Qualities of a Spiritual Leader: INTEGRITY & SINCERITY

At times these posts on spiritual leadership qualities have been challenging because they are, in effect, what is the calling of anyone who follows Jesus (i.e., humility, courage, discipline). The qualities of integrity and sincerity is another one of those qualities that should be evident in a Christ-follower. Without integrity and sincerity, in what measure can we rightly say we follow Jesus? It is important, however, that while these qualities should be evinced in all disciples of Jesus, it is in the leader that they ought be pronounced.

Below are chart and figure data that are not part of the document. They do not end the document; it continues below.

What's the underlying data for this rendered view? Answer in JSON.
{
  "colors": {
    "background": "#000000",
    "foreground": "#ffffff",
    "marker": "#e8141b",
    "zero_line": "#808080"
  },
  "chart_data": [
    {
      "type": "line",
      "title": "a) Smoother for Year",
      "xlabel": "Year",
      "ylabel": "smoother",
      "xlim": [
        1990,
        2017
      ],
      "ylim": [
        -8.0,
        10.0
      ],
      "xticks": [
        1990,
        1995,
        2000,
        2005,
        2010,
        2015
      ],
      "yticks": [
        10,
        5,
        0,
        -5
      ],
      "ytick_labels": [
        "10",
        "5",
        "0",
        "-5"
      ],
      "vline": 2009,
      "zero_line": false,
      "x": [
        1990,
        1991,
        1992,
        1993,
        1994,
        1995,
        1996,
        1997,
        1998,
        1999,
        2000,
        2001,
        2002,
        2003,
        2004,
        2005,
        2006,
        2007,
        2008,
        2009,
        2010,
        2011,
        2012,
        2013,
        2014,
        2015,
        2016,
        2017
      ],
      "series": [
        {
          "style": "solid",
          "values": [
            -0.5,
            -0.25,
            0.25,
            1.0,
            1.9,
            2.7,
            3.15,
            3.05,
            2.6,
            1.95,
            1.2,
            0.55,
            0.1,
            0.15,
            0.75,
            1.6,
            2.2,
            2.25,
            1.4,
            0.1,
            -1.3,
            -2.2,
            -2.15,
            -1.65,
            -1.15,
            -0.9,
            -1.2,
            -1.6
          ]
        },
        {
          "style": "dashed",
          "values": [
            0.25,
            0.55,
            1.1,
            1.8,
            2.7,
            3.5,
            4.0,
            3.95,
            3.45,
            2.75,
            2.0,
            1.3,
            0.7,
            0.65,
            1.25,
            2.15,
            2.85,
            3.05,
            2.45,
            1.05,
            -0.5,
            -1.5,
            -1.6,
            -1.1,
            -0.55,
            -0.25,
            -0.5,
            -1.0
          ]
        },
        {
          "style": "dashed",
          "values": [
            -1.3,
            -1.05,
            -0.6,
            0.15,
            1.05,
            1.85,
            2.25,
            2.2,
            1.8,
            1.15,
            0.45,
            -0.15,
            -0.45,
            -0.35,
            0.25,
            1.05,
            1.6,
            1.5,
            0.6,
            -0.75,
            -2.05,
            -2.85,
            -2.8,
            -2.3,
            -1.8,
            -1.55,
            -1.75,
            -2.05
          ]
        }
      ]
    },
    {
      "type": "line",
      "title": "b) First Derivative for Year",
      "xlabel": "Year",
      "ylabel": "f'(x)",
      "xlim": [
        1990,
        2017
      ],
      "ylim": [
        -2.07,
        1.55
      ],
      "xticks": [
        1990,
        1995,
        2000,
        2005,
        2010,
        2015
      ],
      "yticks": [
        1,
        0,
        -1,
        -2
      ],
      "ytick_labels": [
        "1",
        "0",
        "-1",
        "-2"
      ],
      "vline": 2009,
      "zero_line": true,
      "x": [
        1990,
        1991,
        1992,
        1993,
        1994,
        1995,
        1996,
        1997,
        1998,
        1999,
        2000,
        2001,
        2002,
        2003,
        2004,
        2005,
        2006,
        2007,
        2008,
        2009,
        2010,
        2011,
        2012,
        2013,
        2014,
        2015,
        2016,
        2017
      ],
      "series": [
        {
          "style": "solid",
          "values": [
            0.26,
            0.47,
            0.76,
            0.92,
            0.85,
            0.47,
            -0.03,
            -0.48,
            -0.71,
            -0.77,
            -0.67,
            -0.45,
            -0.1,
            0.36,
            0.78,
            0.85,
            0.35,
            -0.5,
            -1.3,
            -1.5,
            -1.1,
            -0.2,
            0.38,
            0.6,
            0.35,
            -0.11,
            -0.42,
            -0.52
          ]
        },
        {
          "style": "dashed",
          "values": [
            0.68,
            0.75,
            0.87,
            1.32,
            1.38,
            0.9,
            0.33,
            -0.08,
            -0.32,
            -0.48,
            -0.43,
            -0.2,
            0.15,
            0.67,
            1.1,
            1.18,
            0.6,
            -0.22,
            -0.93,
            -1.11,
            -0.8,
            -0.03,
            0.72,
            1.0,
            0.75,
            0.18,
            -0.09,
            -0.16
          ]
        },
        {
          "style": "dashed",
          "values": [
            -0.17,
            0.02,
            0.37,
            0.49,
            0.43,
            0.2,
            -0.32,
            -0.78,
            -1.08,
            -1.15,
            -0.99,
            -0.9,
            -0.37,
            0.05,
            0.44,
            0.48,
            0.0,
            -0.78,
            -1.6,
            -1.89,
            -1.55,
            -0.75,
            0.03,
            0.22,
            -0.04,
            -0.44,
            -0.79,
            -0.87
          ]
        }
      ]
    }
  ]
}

As pertains to leadership, I have often bought into the Serpent’s lie that tries to convince me that revealing weakness will cause people to doubt my ability to lead. That is, if people know that I fail, then they won’t want to follow. This would be true if you were seeking to build a kingdom around you and your ability.

As a minister of the Gospel of Jesus, however, we are ministers of a Gospel that saves not just imperfect people, but those who are self0righteous and licentious. Even so now, though declared righteous before God’s tribunal upon Christ’s perfect obedience, I am still being renovated in the inner man. I still have selfishness and pride and impatience and one-upsmanship that not only lingers in my soul, but rages to take me over. Yes, this Gospel is greater even than this work in progress.

I have just finished Paul Tripp’s Dangerous Calling and am convinced, now more than ever, the need for integrity and transparency for the leader is great. Those who follow me must not expect a perfect man. For there is only one Perfect Man. Too many times, in an effort to cloak our inadequacies, leaders have pretended to have it all together (marriage, parenting, devotional life). . .as a result, they do not lean on the provision of their brothers and sisters. They isolate themselves and their island gets flooded with sin and condemnation and the little kingdom is drowned.

May spiritual leaders know that they are called to admit their faults and point to the One who gives them hope that, though not yet saved from our selfishness, in Christ we await a Day when we all be set free! We point toward a Leader who, though in the form of God, did not count equality with God a thing to be used for his advantage (Phil 2.5-7).